Both the Muslim and the Manichaean ardently believe that Christ did not suffer on the Cross, and this is connected with Abu Bakr’s declaration against the tonsure of the Catholic monks:
You will find people who have shut themselves up in cells. Leave them alone; it is for the sake of God they have shut themselves in. You will also find others, whom Satan has branded on the tops of their heads. Cut their heads off, wherever you find them. (9)
Abu Bakr described the Catholic tonsure as satanic, and this is because it represented the crown of thorns placed on Christ’s head, and Muslims are utterly wrathful of this because they believe that Jesus did no suffer, but ascended to heaven.
The vitriol which Islam has for Catholic monks can be seen right in the Koran wherein Muhammad generalizes them as thieves who rob from the people:
O you who have believed, indeed many of the scholars and the monks devour the wealth of people unjustly and avert [them] from the way of Allah . And those who hoard gold and silver and spend it not in the way of Allah – give them tidings of a painful punishment (9:34).
Muhammad had a well-known saying, “There is no monkery in Islåm”.
Enmity for monasticism is also innate within Islamic theology in which it is deemed as a man made invention, and not of Allah’s will:
And We placed in the hearts of those who followed him compassion and mercy and monasticism, which they innovated; We did not prescribe it for them except [that they did so] seeking the approval of Allah . But they did not observe it with due observance. So We gave the ones who believed among them their reward, but many of them are defiantly disobedient. (Surah 57:27)
Now, the other heresies which have a direct link with Islam, Nestorianism and Arianism, will be made established, showing as to why Islam demands the heretics to be spared, but the monks with Catholic tonsures to be killed without mercy.

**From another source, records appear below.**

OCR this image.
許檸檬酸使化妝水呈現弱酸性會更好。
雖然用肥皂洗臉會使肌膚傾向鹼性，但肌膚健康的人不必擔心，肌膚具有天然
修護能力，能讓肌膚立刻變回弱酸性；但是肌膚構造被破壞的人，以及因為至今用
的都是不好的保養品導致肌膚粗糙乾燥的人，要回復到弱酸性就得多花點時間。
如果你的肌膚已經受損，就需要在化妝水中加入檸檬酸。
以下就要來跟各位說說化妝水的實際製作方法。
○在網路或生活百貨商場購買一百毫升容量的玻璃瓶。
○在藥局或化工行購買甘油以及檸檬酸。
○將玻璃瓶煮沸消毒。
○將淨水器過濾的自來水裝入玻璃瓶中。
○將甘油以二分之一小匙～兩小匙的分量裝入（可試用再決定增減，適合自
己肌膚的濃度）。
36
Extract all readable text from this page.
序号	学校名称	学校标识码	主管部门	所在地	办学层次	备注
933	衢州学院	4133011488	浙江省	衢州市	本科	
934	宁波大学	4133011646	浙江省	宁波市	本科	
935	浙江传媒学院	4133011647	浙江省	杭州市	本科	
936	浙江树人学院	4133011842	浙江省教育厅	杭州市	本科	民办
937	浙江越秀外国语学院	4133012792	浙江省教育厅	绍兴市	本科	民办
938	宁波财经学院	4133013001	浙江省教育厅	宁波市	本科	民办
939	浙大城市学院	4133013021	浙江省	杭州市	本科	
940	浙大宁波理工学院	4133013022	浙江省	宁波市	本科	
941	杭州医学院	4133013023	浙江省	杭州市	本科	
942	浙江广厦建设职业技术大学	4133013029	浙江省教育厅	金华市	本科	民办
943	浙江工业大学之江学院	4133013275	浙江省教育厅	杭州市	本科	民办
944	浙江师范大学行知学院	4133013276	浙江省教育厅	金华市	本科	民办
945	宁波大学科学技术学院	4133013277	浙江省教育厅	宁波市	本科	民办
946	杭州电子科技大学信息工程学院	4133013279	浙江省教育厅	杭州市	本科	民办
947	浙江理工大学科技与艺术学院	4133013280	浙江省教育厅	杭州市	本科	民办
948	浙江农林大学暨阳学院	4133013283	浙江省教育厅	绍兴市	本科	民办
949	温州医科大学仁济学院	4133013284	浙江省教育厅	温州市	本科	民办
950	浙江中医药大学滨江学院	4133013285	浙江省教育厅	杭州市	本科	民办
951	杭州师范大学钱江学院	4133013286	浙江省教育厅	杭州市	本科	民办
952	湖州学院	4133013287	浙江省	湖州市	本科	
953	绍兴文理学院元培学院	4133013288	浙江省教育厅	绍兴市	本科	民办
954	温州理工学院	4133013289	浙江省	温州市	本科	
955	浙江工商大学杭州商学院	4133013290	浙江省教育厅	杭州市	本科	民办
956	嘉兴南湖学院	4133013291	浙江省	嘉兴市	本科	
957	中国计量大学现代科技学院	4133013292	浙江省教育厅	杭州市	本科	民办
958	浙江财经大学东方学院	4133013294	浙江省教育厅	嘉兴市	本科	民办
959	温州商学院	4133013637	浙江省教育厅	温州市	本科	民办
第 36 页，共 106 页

Nestorianism (founded by Nestorius) is essentially the rejection that God, the Word, became flesh, a sentiment which Islam as well upholds:
Say, “He is Allah , [who is] One, Allah , the Eternal Refuge. He neither begets nor is born, Nor is there to Him any equivalent.” (Surah 112:1-4)

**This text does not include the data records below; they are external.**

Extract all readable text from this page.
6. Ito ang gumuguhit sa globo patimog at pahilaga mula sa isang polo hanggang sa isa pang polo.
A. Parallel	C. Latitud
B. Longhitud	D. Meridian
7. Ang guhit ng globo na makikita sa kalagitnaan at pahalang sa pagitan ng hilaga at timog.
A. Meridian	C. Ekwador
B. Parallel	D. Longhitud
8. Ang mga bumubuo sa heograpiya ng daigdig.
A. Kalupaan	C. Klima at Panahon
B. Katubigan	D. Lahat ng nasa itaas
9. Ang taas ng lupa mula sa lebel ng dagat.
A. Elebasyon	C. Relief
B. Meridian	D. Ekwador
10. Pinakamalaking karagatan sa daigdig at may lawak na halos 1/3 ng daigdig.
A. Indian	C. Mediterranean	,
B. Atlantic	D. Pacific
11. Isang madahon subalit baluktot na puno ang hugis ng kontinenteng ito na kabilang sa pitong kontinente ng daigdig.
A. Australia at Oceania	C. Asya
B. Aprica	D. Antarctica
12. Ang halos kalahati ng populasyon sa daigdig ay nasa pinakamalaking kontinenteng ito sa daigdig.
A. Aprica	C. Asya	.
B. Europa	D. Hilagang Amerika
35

There is most definitely a Nestorian influence to this heretical belief; the 13th century medieval scholar Jacobus de Voragine, made this very correlation through siting history:
Elsewhere, however, we read that it was a monk named Sergius who instructed Magumeth [Muhammad]. Sergius had fallen into the Nestorian heresy and been expelled by the monks, whereupon he went to Arabia and joined company with Magumeth. (11)
From this we have another explanation as to why the Muslims thirsted for the blood of Catholic monks; they were the ones who drove out the heretic Sergius, and the monks of the Nestorian ilk would become the ones favored by the Muslims.
Islam’s link with Arianism (founded by Arius), which is the denial of Christ’s divinity, was affirmed by one of the oldest non-Muslims writers on Islam, St. John of Damascus, when he, in the 8th century, wrote:
This man [Muhammad], after having chanced upon the Old and New Testaments and likewise, it seems, having conversed with an Arian monk, devised his own heresy. (12)
Again, we have an account of Muhammad being influenced by a heretical monk in order to form a religion to kill orthodox monks.
When Islam first arose, it came specifically for the purpose of destroying the Catholic Church, and uniting all of the Christian heresies under its sway.
As I have said in a prior article, Vatican as Harlot of Babylon: Debunked, Islam was before the East-West Schism, and before the Protestant Reformation, and therefore when Islamic scriptures command for the death of Christians, it is specifically targeting Catholics.
The Catholic Church today may not be declaring on Islam, but it needs to, because Islam, from Muhammad till now, is declaring war on the Catholic Church.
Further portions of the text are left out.